At the 2017 SPE/AAPG/SEG Unconventional Resources Technology Conference (URTeC), Vello Kuuskraa discussed the alternative pathways companies may take to discover unconventional resources while maximizing existing plays in the near future. Kuuskraa is president of Advanced Resources International.

Kuuskraa’s presentation focused on three such pathways. He defined the first, “Looking in Your Own Backyard,” as the search for additional productive horizons in existing basins, either above or below already developed target formations. An example of such a strategy is the Meramec formation, located approximately 1,000 ft above the Cana-Woodford Shale in the northern portion of the Anadarko Basin.

In 2008, a small group of operators began exploring the formation, completing 22 horizontal wells over a 4-year period while also drilling deeper for the Woodford Shale. The Meramec has now emerged as an attractive shale play for operators. The play has doubled in size, from approximately 1,300 mi2 to more than 3,000 mi2, with hydrocarbon windows ranging from deep dry gas in the western part of the play to shallower volatile oil in the east. Kuuskraa said that the economics of the area have benefited from the infrastructure already in place from previous operator activity, as well as the geological knowledge gained from assessing the uphole portion of logs drilled for in the Woodford.

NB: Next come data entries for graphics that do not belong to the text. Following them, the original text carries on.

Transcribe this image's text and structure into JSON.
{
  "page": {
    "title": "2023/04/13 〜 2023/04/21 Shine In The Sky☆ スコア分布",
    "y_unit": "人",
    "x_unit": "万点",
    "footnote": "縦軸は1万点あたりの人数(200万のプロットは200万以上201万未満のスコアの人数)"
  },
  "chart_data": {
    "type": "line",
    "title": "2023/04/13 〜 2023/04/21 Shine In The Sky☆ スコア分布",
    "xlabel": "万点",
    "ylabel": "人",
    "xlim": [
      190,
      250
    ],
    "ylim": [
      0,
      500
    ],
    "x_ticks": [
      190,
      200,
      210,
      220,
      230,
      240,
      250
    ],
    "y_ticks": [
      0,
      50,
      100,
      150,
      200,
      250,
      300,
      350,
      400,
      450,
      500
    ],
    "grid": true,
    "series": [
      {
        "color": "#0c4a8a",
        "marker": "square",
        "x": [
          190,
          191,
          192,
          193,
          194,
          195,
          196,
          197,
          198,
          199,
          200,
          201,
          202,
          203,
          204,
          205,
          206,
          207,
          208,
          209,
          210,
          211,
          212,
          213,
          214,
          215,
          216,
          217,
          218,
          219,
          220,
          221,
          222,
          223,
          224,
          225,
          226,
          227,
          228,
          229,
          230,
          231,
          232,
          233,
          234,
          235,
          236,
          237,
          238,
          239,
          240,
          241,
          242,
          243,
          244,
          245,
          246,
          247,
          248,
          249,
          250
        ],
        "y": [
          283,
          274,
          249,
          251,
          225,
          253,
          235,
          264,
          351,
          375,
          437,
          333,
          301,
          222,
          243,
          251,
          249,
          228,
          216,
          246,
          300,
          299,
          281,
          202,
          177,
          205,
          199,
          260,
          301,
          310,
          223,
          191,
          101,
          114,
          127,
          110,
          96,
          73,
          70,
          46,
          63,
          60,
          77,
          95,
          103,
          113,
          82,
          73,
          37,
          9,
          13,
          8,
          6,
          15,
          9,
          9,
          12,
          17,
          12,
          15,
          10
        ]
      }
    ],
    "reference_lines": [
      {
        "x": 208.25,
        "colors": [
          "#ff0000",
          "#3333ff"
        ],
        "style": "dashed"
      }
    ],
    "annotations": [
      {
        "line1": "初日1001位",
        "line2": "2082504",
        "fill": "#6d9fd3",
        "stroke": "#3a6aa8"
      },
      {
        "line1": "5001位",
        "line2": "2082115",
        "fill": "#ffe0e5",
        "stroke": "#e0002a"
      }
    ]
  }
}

“This is a very recent phenomenon,” Kuuskraa said of the Meramec. “Here in 2013, it was viewed as an area with some gas, some condensate, and some oil in a limited type of area. In a matter of 3 to 4 years, this area has become much more complex. It’s beginning to really push the envelope of the oil window, a lower maturity oil window that is recoverable.”

The second pathway, “Turning from Vertical to Horizontal,” involves a change in well design for plays that have already been heavily drilled. Kuuskraa said that verticals have been the well design of choice for decades when developing tight gas sands, particularly in East Texas, West Texas, northern Louisiana, and the Rocky Mountains. The logic behind this strategy was that, given the extensive thickness and layered nature of formations in these regions, only a vertical well would be able to contact enough net pay to make the well economically viable. In recent years, some operators have pursued progressively closer well spacings to promote additional gas recovery in the midst of steadily declining well productivities and reserves.

One such play, the Spraberry tight oil formation in the Midland Basin portion of the greater Permian Basin, saw a drop in the rate of production decline after operators installed horizontal wells in the western core area of the play.

In the prolonged oil price downturn, Kuuskraa said the third pathway, pushing the technology envelope, is critical to maintaining economically viable unconventional development. This could involve the use of longer horizontal laterals, more intensive well completions, increased drilling efficiencies, and lower operating costs. Kuuskraa said advances in technology can lead to lower unit costs and improve resource recovery efficiency, significantly expanding the technically recoverable shale and tight sand resource base.